If you cringe at the idea of networking events, know that I’ve been right there with you. They get worse with age, but even when bright-eyed and optimistic at age 22, I found the events to be an onslaught of unwanted business cards often from desperate people. That has a lot to do with the kinds of networking events you attend. So look for the group you want to be in, not the group you may be in now.
You may need to upgrade your group. And if you do, you’ll be the climber which means you’ll need to get in good graces with people already in the group. It may not be as hard as it seems. According to an article recently in the Economist:
The first principle for would-be networkers is to abandon all shame.

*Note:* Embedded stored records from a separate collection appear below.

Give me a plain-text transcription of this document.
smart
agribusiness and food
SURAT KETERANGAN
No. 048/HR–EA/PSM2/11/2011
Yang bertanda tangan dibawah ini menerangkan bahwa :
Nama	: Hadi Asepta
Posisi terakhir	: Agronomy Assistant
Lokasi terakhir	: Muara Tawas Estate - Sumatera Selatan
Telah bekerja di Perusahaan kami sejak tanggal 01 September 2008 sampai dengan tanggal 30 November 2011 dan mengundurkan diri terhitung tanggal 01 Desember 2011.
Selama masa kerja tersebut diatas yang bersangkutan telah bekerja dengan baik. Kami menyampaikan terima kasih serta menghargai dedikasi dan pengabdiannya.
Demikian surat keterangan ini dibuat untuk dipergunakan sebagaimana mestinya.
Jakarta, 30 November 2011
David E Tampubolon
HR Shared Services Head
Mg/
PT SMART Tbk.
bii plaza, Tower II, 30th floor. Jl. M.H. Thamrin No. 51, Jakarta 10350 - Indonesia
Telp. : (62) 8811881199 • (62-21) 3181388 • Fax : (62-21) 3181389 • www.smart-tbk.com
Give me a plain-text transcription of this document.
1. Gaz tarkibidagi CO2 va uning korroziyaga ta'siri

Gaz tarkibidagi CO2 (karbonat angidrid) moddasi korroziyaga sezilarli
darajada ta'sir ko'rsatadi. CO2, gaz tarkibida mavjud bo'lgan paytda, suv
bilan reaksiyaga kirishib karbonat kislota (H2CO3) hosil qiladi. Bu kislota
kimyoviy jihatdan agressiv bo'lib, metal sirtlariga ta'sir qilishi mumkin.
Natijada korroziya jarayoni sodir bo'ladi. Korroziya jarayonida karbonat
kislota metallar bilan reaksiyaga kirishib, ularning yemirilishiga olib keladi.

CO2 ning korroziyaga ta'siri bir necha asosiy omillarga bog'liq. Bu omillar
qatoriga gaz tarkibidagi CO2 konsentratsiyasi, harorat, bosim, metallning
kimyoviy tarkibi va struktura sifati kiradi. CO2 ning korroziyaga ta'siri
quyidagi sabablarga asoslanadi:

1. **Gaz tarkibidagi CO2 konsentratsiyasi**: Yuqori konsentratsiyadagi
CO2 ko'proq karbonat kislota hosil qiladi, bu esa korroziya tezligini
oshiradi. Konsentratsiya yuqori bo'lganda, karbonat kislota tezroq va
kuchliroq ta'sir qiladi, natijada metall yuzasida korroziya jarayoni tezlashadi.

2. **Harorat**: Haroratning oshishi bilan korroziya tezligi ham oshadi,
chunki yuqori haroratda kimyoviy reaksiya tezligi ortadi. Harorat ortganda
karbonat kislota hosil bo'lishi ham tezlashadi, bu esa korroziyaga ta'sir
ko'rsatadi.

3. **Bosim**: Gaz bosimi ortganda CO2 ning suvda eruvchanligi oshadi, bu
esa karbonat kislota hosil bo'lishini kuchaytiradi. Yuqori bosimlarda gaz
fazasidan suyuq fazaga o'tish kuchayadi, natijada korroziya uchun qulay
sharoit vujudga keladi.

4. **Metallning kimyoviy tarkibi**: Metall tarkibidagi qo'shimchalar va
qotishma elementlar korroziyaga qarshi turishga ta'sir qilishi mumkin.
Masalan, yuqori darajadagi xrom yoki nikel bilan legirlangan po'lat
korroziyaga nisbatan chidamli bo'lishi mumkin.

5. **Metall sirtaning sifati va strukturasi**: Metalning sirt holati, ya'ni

Be flagrant in your pursuit of the powerful and the soon-to-be-powerful, and when you have their attention, praise them to the skies. Academic research has found that people’s susceptibility to flattery is without limit and beyond satire.
Even when those you hope to impress know you are flattering them – they still like it. But the author cautions that you must balance the flattery with subtlety.
Although successful networkers must be calculating, ruthless and shameless, they do better when they somehow make it all seem spontaneous, accidental even.
So, it is yet another skill you must master on your way to career success. But beware the tendency to “check the box” when networking. If you really struggle to network, practice with intent. Practice with the intent to build a relationship or open a new line of communication. Don’t let yourself off the hook by committing to share 40 cards at an event. Go for quality. Just remember, even with quality, you have to reach critical mass – so keep pushing yourself. Either go to more events or strategically select more targets per event. Make it game if it’s uncomfortable now. We improve the more we play.